Logo depois da 2ª Guerra Mundial, quando os EUA substituíram a Europa como ator dominante no cenário global, o presidente Truman declarou o “comunismo” inimigo público n.1; o comunismo seria, disse ele, ameaça maior que o colonialismo, para o Terceiro Mundo em luta para descolonizar-se. Resultado disso, os EUA e seus aliados europeus convenceram-se de que um Terceiro Mundo independente seria a maior ameaça contra a ordem do pós-guerra que os EUA desejavam dominar, porque um Terceiro Mundo independente geraria um vácuo de poder que poderia ser facilmente preenchido pelo comunismo.

O medo real, como Malcolm e outros como Lumumba, Fanon e Nkrumah compreenderam, era medo da libertação e da independência da maioria do mundo, que ganharia força potencial para redistribuir radicalmente o poder e a riqueza globais – e sem considerar qualquer prioridade para o mundo branco.

Então, os EUA expandiram o seu tacão imperial para o Terceiro Mundo e, com ele, estenderam a lógica do racismo colonialista, servindo-se do “anticomunismo” como meio que justificaria a intervenção, o apoio a ditaduras, a deposição de governos democraticamente eleitos, os assassinatos e a desestabilização em todo o Terceiro Mundo (como o comprovam Mossadegh, Arbenz, Lumumba e tantos outros). A política exterior dos EUA usou o “anticomunismo” como simulacro, como máscara, para esconder o racismo; e, assim, conseguiu minar o processo de descolonização do Terceiro Mundo.

Malcolm emergiu desse cadinho da Guerra Fria, onde ativistas dos Direitos Civis abraçaram uma identidade norte-americana e passaram a argumentar que a violência de Jim Crow seria um calcanhar de Aquiles que minaria as ambições globais dos EUA num Terceiro Mundo já hostil ao suprematismo branco. Malcolm criticou duramente o establishment dos Direitos Civis por ter domesticado a luta dos negros, limitando-a ao cenário dos EUA e usando-a como suporte da lógica do “anticomunismo”.

Para Malcolm e outros, o establishment dos Direitos Civis – por não entender a natureza global do suprematismo branco – não obteria qualquer ganho efetivo na luta contra o racismo. Em vez de tentar a sorte ao lado das lutas pela descolonização do Terceiro Mundo, a luta pelos Direitos Civis apenas mascarou o poder branco, com postura reformista para exclusivo uso interno; ao mesmo tempo em que facilitou o processo pelo qual o poder branco entrincheirou-se em todo o mundo, sob a lógica sobreposta, e falhada, do “anticomunismo”.

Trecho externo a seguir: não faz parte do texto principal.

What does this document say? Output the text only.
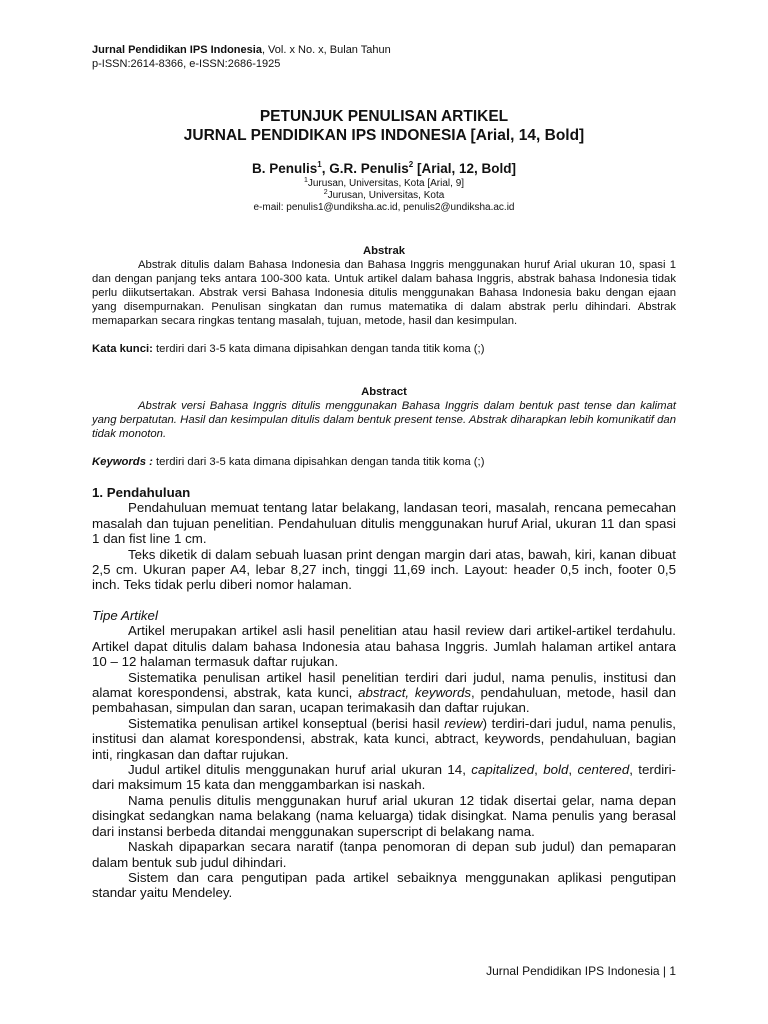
Jurnal Pendidikan IPS Indonesia, Vol. x No. x, Bulan Tahun
p-ISSN:2614-8366, e-ISSN:2686-1925
PETUNJUK PENULISAN ARTIKEL
JURNAL PENDIDIKAN IPS INDONESIA [Arial, 14, Bold]
B. Penulis$^1$, G.R. Penulis$^2$ [Arial, 12, Bold]
$^1$Jurusan, Universitas, Kota [Arial, 9]
$^2$Jurusan, Universitas, Kota
e-mail: penulis1@undiksha.ac.id, penulis2@undiksha.ac.id
Abstrak

Abstrak ditulis dalam Bahasa Indonesia dan Bahasa Inggris menggunakan huruf Arial ukuran 10, spasi 1 dan dengan panjang teks antara 100-300 kata. Untuk artikel dalam bahasa Inggris, abstrak bahasa Indonesia tidak perlu diikutsertakan. Abstrak versi Bahasa Indonesia ditulis menggunakan Bahasa Indonesia baku dengan ejaan yang disempurnakan. Penulisan singkatan dan rumus matematika di dalam abstrak perlu dihindari. Abstrak memaparkan secara ringkas tentang masalah, tujuan, metode, hasil dan kesimpulan.

Kata kunci: terdiri dari 3-5 kata dimana dipisahkan dengan tanda titik koma (;)

Abstract

Abstrak versi Bahasa Inggris ditulis menggunakan Bahasa Inggris dalam bentuk past tense dan kalimat yang berpatutan. Hasil dan kesimpulan ditulis dalam bentuk present tense. Abstrak diharapkan lebih komunikatif dan tidak monoton.

Keywords : terdiri dari 3-5 kata dimana dipisahkan dengan tanda titik koma (;)

1. Pendahuluan

Pendahuluan memuat tentang latar belakang, landasan teori, masalah, rencana pemecahan masalah dan tujuan penelitian. Pendahuluan ditulis menggunakan huruf Arial, ukuran 11 dan spasi 1 dan fist line 1 cm.

Teks diketik di dalam sebuah luasan print dengan margin dari atas, bawah, kiri, kanan dibuat 2,5 cm. Ukuran paper A4, lebar 8,27 inch, tinggi 11,69 inch. Layout: header 0,5 inch, footer 0,5 inch. Teks tidak perlu diberi nomor halaman.

Tipe Artikel

Artikel merupakan artikel asli hasil penelitian atau hasil review dari artikel-artikel terdahulu. Artikel dapat ditulis dalam bahasa Indonesia atau bahasa Inggris. Jumlah halaman artikel antara 10 – 12 halaman termasuk daftar rujukan.

Sistematika penulisan artikel hasil penelitian terdiri dari judul, nama penulis, institusi dan alamat korespondensi, abstrak, kata kunci, abstract, keywords, pendahuluan, metode, hasil dan pembahasan, simpulan dan saran, ucapan terimakasih dan daftar rujukan.

Sistematika penulisan artikel konseptual (berisi hasil review) terdiri-dari judul, nama penulis, institusi dan alamat korespondensi, abstrak, kata kunci, abtract, keywords, pendahuluan, bagian inti, ringkasan dan daftar rujukan.

Judul artikel ditulis menggunakan huruf arial ukuran 14, capitalized, bold, centered, terdiri-dari maksimum 15 kata dan menggambarkan isi naskah.

Nama penulis ditulis menggunakan huruf arial ukuran 12 tidak disertai gelar, nama depan disingkat sedangkan nama belakang (nama keluarga) tidak disingkat. Nama penulis yang berasal dari instansi berbeda ditandai menggunakan superscript di belakang nama.

Naskah dipaparkan secara naratif (tanpa penomoran di depan sub judul) dan pemaparan dalam bentuk sub judul dihindari.

Sistem dan cara pengutipan pada artikel sebaiknya menggunakan aplikasi pengutipan standar yaitu Mendeley.

Jurnal Pendidikan IPS Indonesia | 1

Em 1964, Malcolm X fez o conhecido e tantas vezes criticado discurso “À urna ou à bala” [orig. The Ballot or the Bullet] [3], em que confrontou o establishment dos Direitos Civis, e disse que o voto sempre seria inútil, para os negros, como meio para alcançar direitos iguais nos EUA.

Em vez de votar, disse ele, os negros deveriam internacionalizar suas lutas e aproximar-se das lutas em curso no Terceiro Mundo, na África, na Ásia e na América Latina. Como disse, “ninguém leva o próprio caso para ser julgado pelo criminoso: leva-se para ser julgado por tribunal”.

Para Malcolm X, a deriva, de “direitos civis” para “direitos humanos”, implicava apresentar a causa dos negros norte-americanos ante um fórum ampliado, o que forçaria os EUA a submeter-se ao escrutínio e desafio do Terceiro Mundo; e isso, sim, poderia fazer pender a balança do poder a favor das nações negras, tanto quanto revelaria as hipocrisias dos EUA, tornaria menos exequíveis os objetivos da política externa dos EUA no Terceiro Mundo e exporia a extensão brutal do mesmo racismo colonial europeu.

Todos esses compromissos e apoios são signos de seu internacionalismo radical e da profunda divergência que o afastava do establishment dos Direitos Civis. Malcolm apoiou a luta dos palestinos contra os sionistas; aproximou os guetos do Harlem sob leis de segregação racista à Casbah de Argel sob leis colonialistas francesas; elogiou a posição de Nasser contra Inglaterra, França e Israel; comemorou a Conferência de Bandung [4], que viu como um modelo para unificar a cultura política negra durante a Guerra Fria; apoiou a revolta dos Mau Mau contra o colonialismo britânico, e do Vietnã contra o colonialismo francês; reuniu-se com Fidel Castro, elogiou Lumumba como “o maior negro que jamais andou pelo continente africano” e, como Fanon, afirmou o valor ético da luta armada; fundamentalmente, desafiou todo o consenso da Guerra Fria.

O presente pós 11/9

Com o hipernacionalismo da era pós 11/9 a soprar as chamas do incêndio da guerra dos EUA contra o Terceiro Mundo muçulmano, o legado de resistência de Malcolm – no qual se combinam o internacionalismo negro e as políticas do Terceiro Mundo muçulmano – é como roteiro pronto para quem se empenhe em desafiar o consenso imperial que caracteriza a era pós-11/9.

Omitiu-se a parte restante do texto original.